God wanted Abram and all of us to know that this “pause” in the occupation of Canaan was not a surprise to the Lord and would not invalidate the covenant that was being made. God would indeed give this land to Abram’s family.


  1. What comforting announcement did God make to Abram regarding his personal future in the land of Canaan (verse 15)?


  2. In verse 16 the Lord told Abram that the delay in possessing the land of Canaan would take place because “the sin of the Amorites has not yet reached its full measure” (Genesis 15:16). Who are the Amorites? What does it mean that their sin has “not yet reached its full measure”?


Finally, after a long pause and the darkness of night had fallen, God completed the covenant ritual with Abram.
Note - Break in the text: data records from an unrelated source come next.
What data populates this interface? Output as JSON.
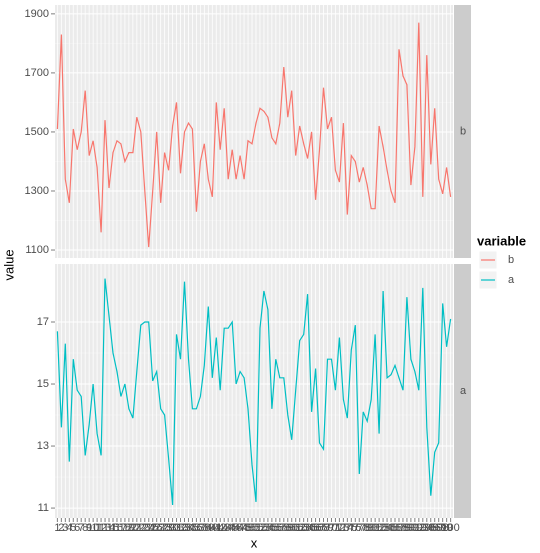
{
  "chart_data": {
    "type": "line",
    "x_label": "x",
    "y_label": "value",
    "legend_title": "variable",
    "grid": true,
    "x": [
      1,
      2,
      3,
      4,
      5,
      6,
      7,
      8,
      9,
      10,
      11,
      12,
      13,
      14,
      15,
      16,
      17,
      18,
      19,
      20,
      21,
      22,
      23,
      24,
      25,
      26,
      27,
      28,
      29,
      30,
      31,
      32,
      33,
      34,
      35,
      36,
      37,
      38,
      39,
      40,
      41,
      42,
      43,
      44,
      45,
      46,
      47,
      48,
      49,
      50,
      51,
      52,
      53,
      54,
      55,
      56,
      57,
      58,
      59,
      60,
      61,
      62,
      63,
      64,
      65,
      66,
      67,
      68,
      69,
      70,
      71,
      72,
      73,
      74,
      75,
      76,
      77,
      78,
      79,
      80,
      81,
      82,
      83,
      84,
      85,
      86,
      87,
      88,
      89,
      90,
      91,
      92,
      93,
      94,
      95,
      96,
      97,
      98,
      99,
      100
    ],
    "series": [
      {
        "name": "b",
        "color": "#F8766D",
        "ylim": [
          1073,
          1930
        ],
        "yticks": [
          1100,
          1300,
          1500,
          1700,
          1900
        ],
        "values": [
          1510,
          1830,
          1340,
          1260,
          1510,
          1440,
          1500,
          1640,
          1420,
          1470,
          1380,
          1160,
          1540,
          1310,
          1430,
          1470,
          1460,
          1400,
          1430,
          1430,
          1550,
          1500,
          1300,
          1110,
          1300,
          1500,
          1260,
          1430,
          1370,
          1520,
          1600,
          1360,
          1500,
          1530,
          1510,
          1230,
          1400,
          1460,
          1340,
          1280,
          1600,
          1440,
          1580,
          1340,
          1440,
          1340,
          1420,
          1340,
          1470,
          1460,
          1530,
          1580,
          1570,
          1550,
          1480,
          1460,
          1530,
          1720,
          1550,
          1640,
          1420,
          1520,
          1460,
          1410,
          1500,
          1270,
          1440,
          1650,
          1510,
          1550,
          1370,
          1330,
          1530,
          1220,
          1420,
          1400,
          1330,
          1380,
          1320,
          1240,
          1240,
          1520,
          1450,
          1370,
          1300,
          1260,
          1780,
          1690,
          1660,
          1320,
          1450,
          1870,
          1280,
          1760,
          1390,
          1580,
          1340,
          1290,
          1380,
          1280
        ]
      },
      {
        "name": "a",
        "color": "#00BFC4",
        "ylim": [
          10.68,
          18.87
        ],
        "yticks": [
          11,
          13,
          15,
          17
        ],
        "values": [
          16.7,
          13.6,
          16.3,
          12.5,
          15.8,
          14.8,
          14.6,
          12.7,
          13.7,
          15.0,
          13.4,
          12.7,
          18.4,
          17.2,
          16.0,
          15.4,
          14.6,
          15.0,
          14.2,
          13.9,
          15.4,
          16.9,
          17.0,
          17.0,
          15.1,
          15.4,
          14.2,
          14.0,
          12.6,
          11.1,
          16.6,
          15.8,
          18.3,
          15.8,
          14.2,
          14.2,
          14.6,
          15.6,
          17.5,
          15.2,
          16.5,
          14.8,
          16.8,
          16.8,
          17.0,
          15.0,
          15.4,
          15.2,
          14.2,
          12.4,
          11.2,
          16.8,
          18.0,
          17.4,
          14.2,
          15.8,
          15.2,
          15.2,
          14.0,
          13.2,
          14.8,
          16.4,
          16.6,
          17.9,
          14.1,
          15.5,
          13.1,
          12.9,
          15.8,
          15.8,
          14.8,
          16.5,
          14.5,
          13.9,
          16.1,
          16.9,
          12.1,
          14.1,
          13.8,
          14.5,
          16.6,
          13.4,
          18.0,
          15.2,
          15.3,
          15.6,
          15.2,
          14.8,
          17.8,
          15.8,
          15.4,
          14.8,
          18.1,
          13.6,
          11.4,
          12.8,
          13.1,
          17.6,
          16.2,
          17.1
        ]
      }
    ]
  }
}
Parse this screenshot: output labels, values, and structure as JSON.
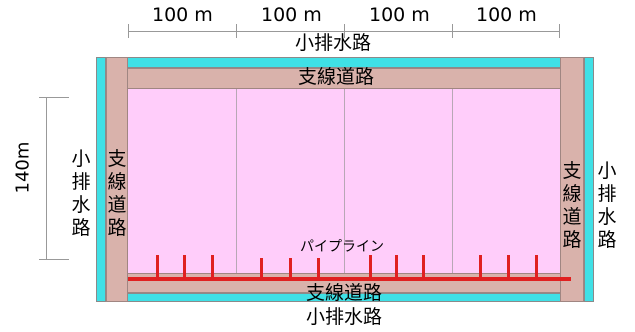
{
  "dimensions": {
    "top_segments": [
      "100 m",
      "100 m",
      "100 m",
      "100 m"
    ],
    "height": "140m"
  },
  "labels": {
    "top_drain": "小排水路",
    "top_road": "支線道路",
    "bottom_road": "支線道路",
    "bottom_drain": "小排水路",
    "left_road": [
      "支",
      "線",
      "道",
      "路"
    ],
    "left_drain": [
      "小",
      "排",
      "水",
      "路"
    ],
    "right_road": [
      "支",
      "線",
      "道",
      "路"
    ],
    "right_drain": [
      "小",
      "排",
      "水",
      "路"
    ],
    "pipeline": "パイプライン"
  },
  "colors": {
    "field": "#ffcdfa",
    "road": "#d9b2ab",
    "drain": "#3fe0e6",
    "pipeline": "#e02020"
  }
}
A smoking firepot with a blazing torch appeared and passed between the animal parts.


  1. What was the significance of this firepot and blazing torch that passed between the severed animal parts? (v. 17)


    We notice that Abram did not speak or promise anything or walk between the animal parts, but only the Lord. Why? Because this covenant promise was the work of the Lord. Only the Lord could make the promise and only the Lord could keep it. God was binding himself to keep this promise so that Abram would be sure that this promise would be kept. Yes, there would be a pause when the Hebrews lived in Egypt, but the land would be given to Abram and his descendants because this was the place that the Lord had chosen to bring the Messiah into the world. When Christ would come, he would have a place – this land of Canaan. God binds himself to do what he had promised.


    God’s promises to Abram included both a nation and a land. In this chapter God worked to strengthen Abram’s faith in the promise of a land. In the next chapter, God will work to strengthen Abram’s faith in the promise of a nation, a promise that seemed more and more impossible as the years passed by.